Petitioner thereafter commenced this CPLR article 78 proceeding challenging the determination of respondents and seeking injunctive relief. Supreme Court granted the petition and annulled the determination. We reverse.

Initially, we note that, although this proceeding relates to the eligibility of a student to participate on an interscholastic high school team for a school year that has already been concluded, the issue raised is not moot because it has public importance, relates to a concern of public interest, and is likely to recur (see, Matter of Caso v New York State Pub. High School Athletic Assn., 78 AD2d 41, 45). Additionally, we conclude that there is no merit to the contention of respondents that petitioner failed to exhaust his administrative remedies.

Turning to the merits of the appeal, it is well settled that "[t]he courts should not interfere with the internal aifairs, *940proceedings, rules and orders of a high school athletic association unless there is evidence of acts which are arbitrary, capricious or an abuse of discretion” (Matter of Caso v New York State Pub. High School Athletic Assn., supra, at 48). Whether the acts are arbitrary and capricious "relates to whether * * * the committees’ actions have a sound basis in reason and have a foundation in fact (Matter of Pell v Board of Educ., 34 NY2d 222, 231; Siegel, NY Prac § 561, at 785). The test is whether there is a rational basis” (Pratt v New York State Pub. High School Athletic Assn., 133 Misc 2d 679, 683).

The applicable rule of the Commissioner of Education states in pertinent part:

"Duration of Competition. A pupil shall be eligible for senior high school athletic competition in a sport during each of four consecutive seasons of such sport commencing with the pupil’s entry into the ninth grade and prior to graduation, except as otherwise provided in this subclause * * *

"(i) If sufficient evidence is presented by the chief school officer to the section to show that the pupil’s failure to enter competition during one or more seasons of a sport was caused by illness, accident, or similar circumstances beyond the control of the student, such pupil’s eligibility shall be extended accordingly in that sport” (8 NYCRR 135.4 [c] [7] [ii] [b] [1]).

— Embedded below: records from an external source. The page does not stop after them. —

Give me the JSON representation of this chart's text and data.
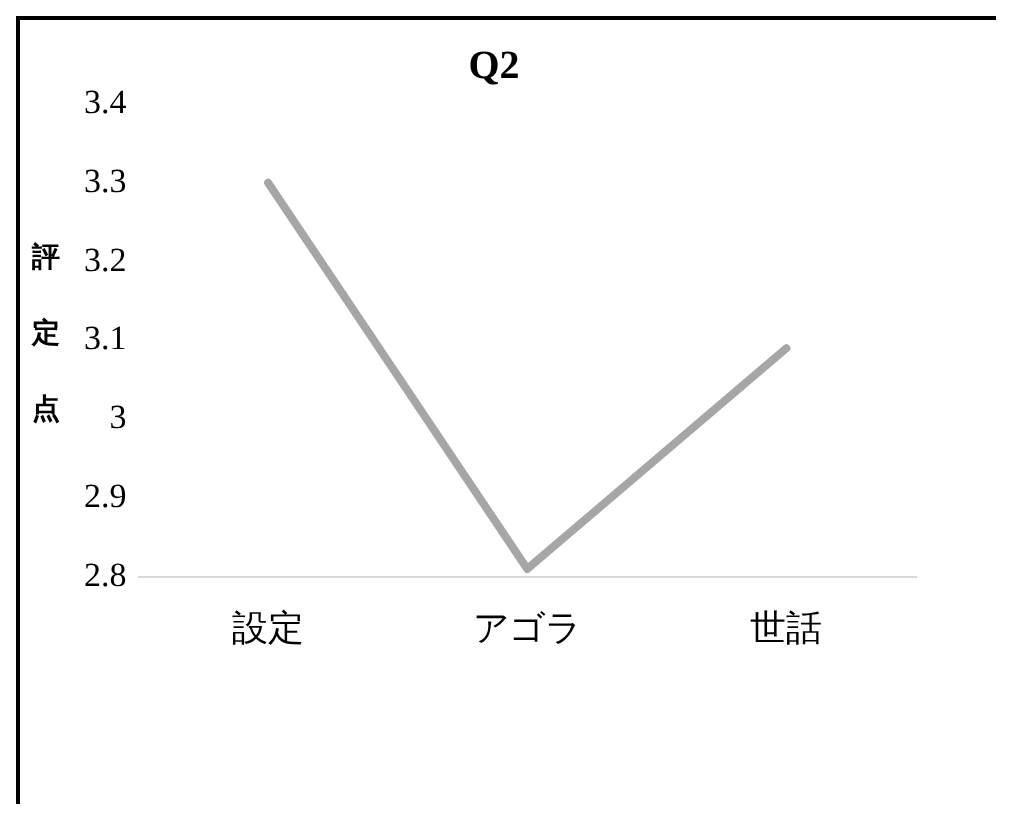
{
  "chart_data": {
    "type": "line",
    "title": "Q2",
    "ylabel": "評定点",
    "categories": [
      "設定",
      "アゴラ",
      "世話"
    ],
    "series": [
      {
        "color": "#a6a6a6",
        "values": [
          3.3,
          2.81,
          3.09
        ]
      }
    ],
    "ylim": [
      2.8,
      3.4
    ],
    "yticks": [
      2.8,
      2.9,
      3,
      3.1,
      3.2,
      3.3,
      3.4
    ],
    "grid": false,
    "legend": false,
    "marker": "none",
    "line_style": "solid"
  }
}
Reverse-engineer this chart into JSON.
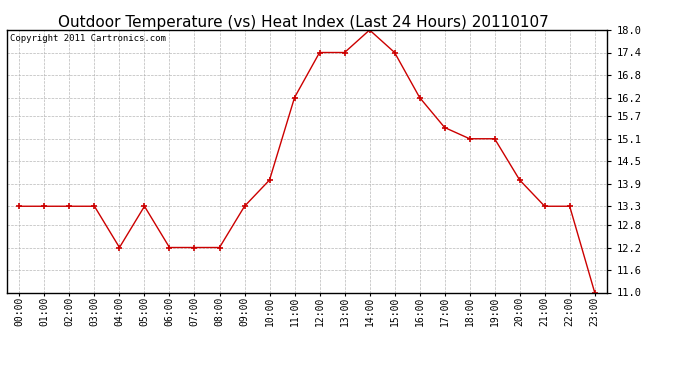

Here, the determination of respondents has a rational basis, is not arbitrary and capricious, and does not constitute an abuse of discretion. The record establishes that petitioner had four years of eligibility at the school he attended in France and petitioner proffered no evidence that would entitle him to an extension of eligibility for the 1993-1994 school year. (Appeal from Judgment of Supreme Court, Oswego County, Nicholson, J.—Article 78.) Present—Pine, J. P., Lawton, Fallon, Davis and Boehm, JJ.